Przed walką to Wierzbicki był stawiany w roli faworyta. Do tej pory nie przegrał żadnej walki, choć jego rywale nie byli  z najwyższej półki. „Żeroma” dotychczas tylko dwa razy schodził pokonany z ringu, a w tej walce z rundy na rundę pokazywał, że to on będzie zwycięzcą pojedynku. Dodatkowo faworyzowany Wierzbicki przez to, że został zepchnięty do defensywy stracił swoje atuty jaki są szybkość i dobra praca nóg.

Żeromiński nie przestawał atakować rywala i na koniec rund akcentował swoją przewagę, ażeby sędziowie mieli pewność co do swoich punktacji.
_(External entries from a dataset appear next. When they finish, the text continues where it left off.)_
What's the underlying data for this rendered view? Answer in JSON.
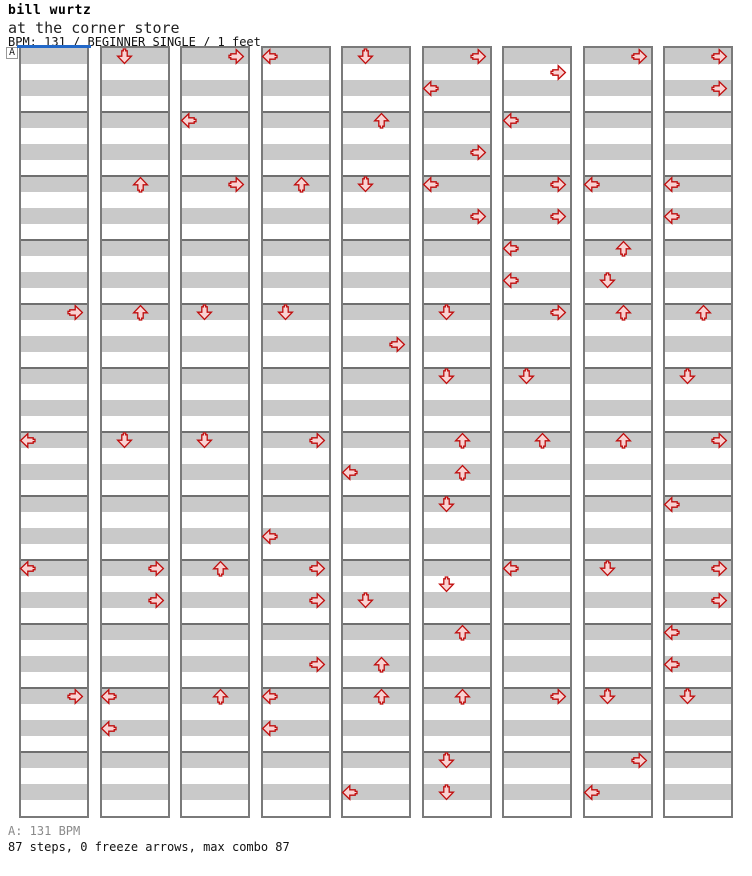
{
  "header": {
    "artist": "bill wurtz",
    "song": "at the corner store",
    "meta": "BPM: 131 / BEGINNER SINGLE / 1 feet"
  },
  "footer": {
    "bpm_line": "A: 131 BPM",
    "stats_line": "87 steps, 0 freeze arrows, max combo 87"
  },
  "colors": {
    "arrow_fill": "#f9d2d2",
    "arrow_outline": "#c00d0d",
    "stripe": "#c9c9c9",
    "grid_line": "#6f6f6f",
    "column_border": "#7a7a7a",
    "section_line": "#2268c8"
  },
  "chart_data": {
    "type": "stepchart",
    "title": "at the corner store",
    "total_steps": 87,
    "freeze_arrows": 0,
    "max_combo": 87,
    "bpm": 131,
    "columns_count": 9,
    "rows_per_column": 48,
    "rows_per_measure": 4,
    "lanes": [
      "left",
      "down",
      "up",
      "right"
    ],
    "section_marker": {
      "label": "A",
      "column": 0,
      "row": 0
    },
    "columns": [
      {
        "arrows": [
          [
            16,
            "right"
          ],
          [
            24,
            "left"
          ],
          [
            32,
            "left"
          ],
          [
            40,
            "right"
          ]
        ]
      },
      {
        "arrows": [
          [
            0,
            "down"
          ],
          [
            8,
            "up"
          ],
          [
            16,
            "up"
          ],
          [
            24,
            "down"
          ],
          [
            32,
            "right"
          ],
          [
            34,
            "right"
          ],
          [
            40,
            "left"
          ],
          [
            42,
            "left"
          ]
        ]
      },
      {
        "arrows": [
          [
            0,
            "right"
          ],
          [
            4,
            "left"
          ],
          [
            8,
            "right"
          ],
          [
            16,
            "down"
          ],
          [
            24,
            "down"
          ],
          [
            32,
            "up"
          ],
          [
            40,
            "up"
          ]
        ]
      },
      {
        "arrows": [
          [
            0,
            "left"
          ],
          [
            8,
            "up"
          ],
          [
            16,
            "down"
          ],
          [
            24,
            "right"
          ],
          [
            30,
            "left"
          ],
          [
            32,
            "right"
          ],
          [
            34,
            "right"
          ],
          [
            38,
            "right"
          ],
          [
            40,
            "left"
          ],
          [
            42,
            "left"
          ]
        ]
      },
      {
        "arrows": [
          [
            0,
            "down"
          ],
          [
            4,
            "up"
          ],
          [
            8,
            "down"
          ],
          [
            18,
            "right"
          ],
          [
            26,
            "left"
          ],
          [
            34,
            "down"
          ],
          [
            38,
            "up"
          ],
          [
            40,
            "up"
          ],
          [
            46,
            "left"
          ]
        ]
      },
      {
        "arrows": [
          [
            0,
            "right"
          ],
          [
            2,
            "left"
          ],
          [
            6,
            "right"
          ],
          [
            8,
            "left"
          ],
          [
            10,
            "right"
          ],
          [
            16,
            "down"
          ],
          [
            20,
            "down"
          ],
          [
            24,
            "up"
          ],
          [
            26,
            "up"
          ],
          [
            28,
            "down"
          ],
          [
            33,
            "down"
          ],
          [
            36,
            "up"
          ],
          [
            40,
            "up"
          ],
          [
            44,
            "down"
          ],
          [
            46,
            "down"
          ]
        ]
      },
      {
        "arrows": [
          [
            1,
            "right"
          ],
          [
            4,
            "left"
          ],
          [
            8,
            "right"
          ],
          [
            10,
            "right"
          ],
          [
            12,
            "left"
          ],
          [
            14,
            "left"
          ],
          [
            16,
            "right"
          ],
          [
            20,
            "down"
          ],
          [
            24,
            "up"
          ],
          [
            32,
            "left"
          ],
          [
            40,
            "right"
          ]
        ]
      },
      {
        "arrows": [
          [
            0,
            "right"
          ],
          [
            8,
            "left"
          ],
          [
            12,
            "up"
          ],
          [
            14,
            "down"
          ],
          [
            16,
            "up"
          ],
          [
            24,
            "up"
          ],
          [
            32,
            "down"
          ],
          [
            40,
            "down"
          ],
          [
            44,
            "right"
          ],
          [
            46,
            "left"
          ]
        ]
      },
      {
        "arrows": [
          [
            0,
            "right"
          ],
          [
            2,
            "right"
          ],
          [
            8,
            "left"
          ],
          [
            10,
            "left"
          ],
          [
            16,
            "up"
          ],
          [
            20,
            "down"
          ],
          [
            24,
            "right"
          ],
          [
            28,
            "left"
          ],
          [
            32,
            "right"
          ],
          [
            34,
            "right"
          ],
          [
            36,
            "left"
          ],
          [
            38,
            "left"
          ],
          [
            40,
            "down"
          ]
        ]
      }
    ]
  }
}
Po gongu kończącym to starcie Michał Żeromiński podniósł ręce w geście zwycięstwa, zaś Wierzbicki ze spuszczoną głową pomaszerował do swojego narożnika.
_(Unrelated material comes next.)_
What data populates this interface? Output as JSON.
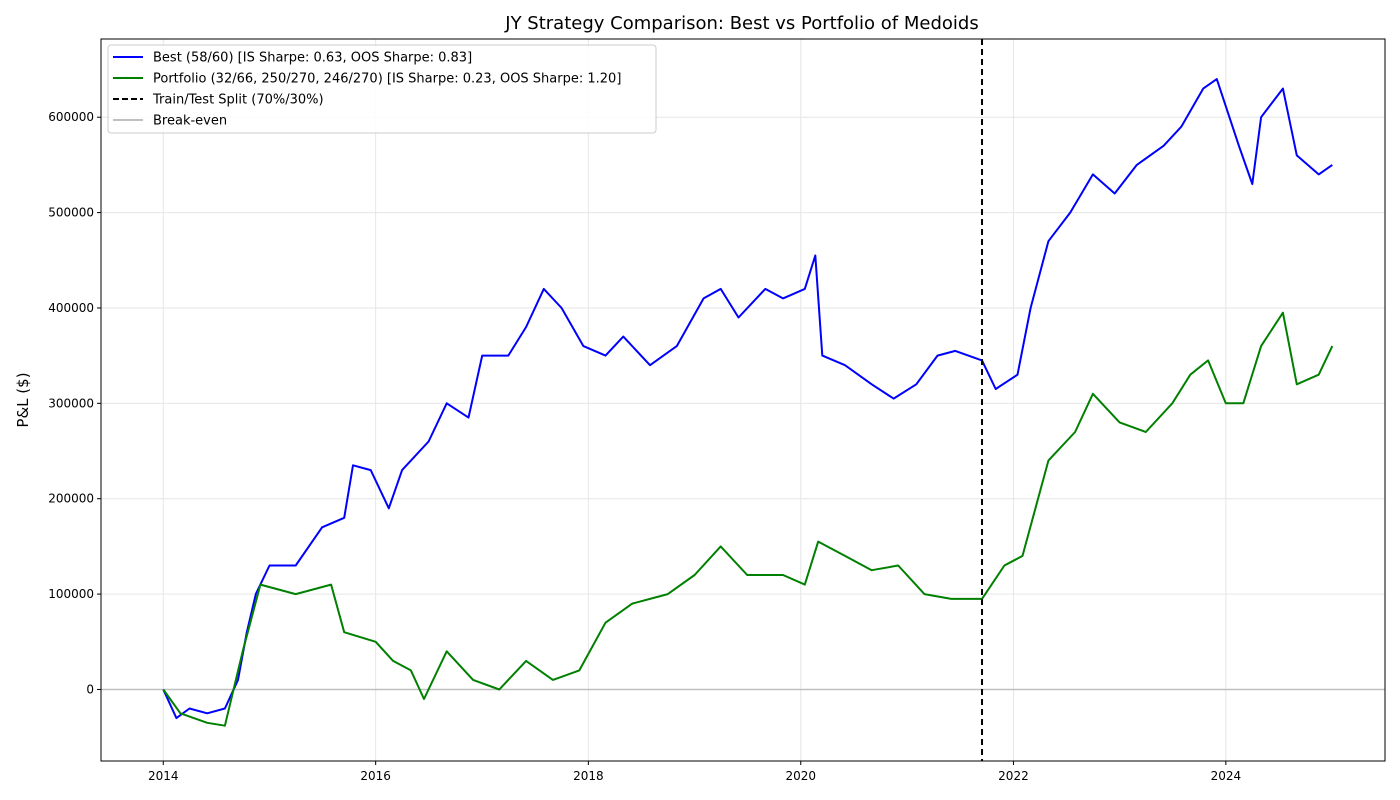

Dla większości zwycięzca był znany, jednak zgodnie z przepisami należy przedstawić wyniki oceny punktacji sędziów, a Ci zaskoczyli swoim werdyktem. Dwóch z trzech arbitrów wskazało na zwycięstwo Łukasza Wierzbickiego 96:94 i 96:95, zaś jeden sędzia bezapelacyjnie punktował na korzyść radomianina 97:93.

Jakże zły musiał być po tym werdykcie Żeromiński, który nie spodziewał się takiego obrotu sprawy.

Ocenę pracy dwóch sędziów skomentował Michał Żeromiński w rozmowie z Mateuszem Borkiem. – Sami widzieliście kto wygrał, oceńcie sami. Człowiek wkłada 12 tygodni w ciężkie przygotowania kosztem rodziny, własnych spraw, a dwóch panów w jednej chwili to wszystko niweczy. Jaki jest sens dalej boksować, jeżeli sędziowie wypaczają wyniki walki. – Każdy z was widział, że to ja wygrałem ten pojedynek. A dwóch panów wskazuje coś innego, niszcząc moje marzenia i ciężką pracę. To nie ma sensu i trzeba to zmienić!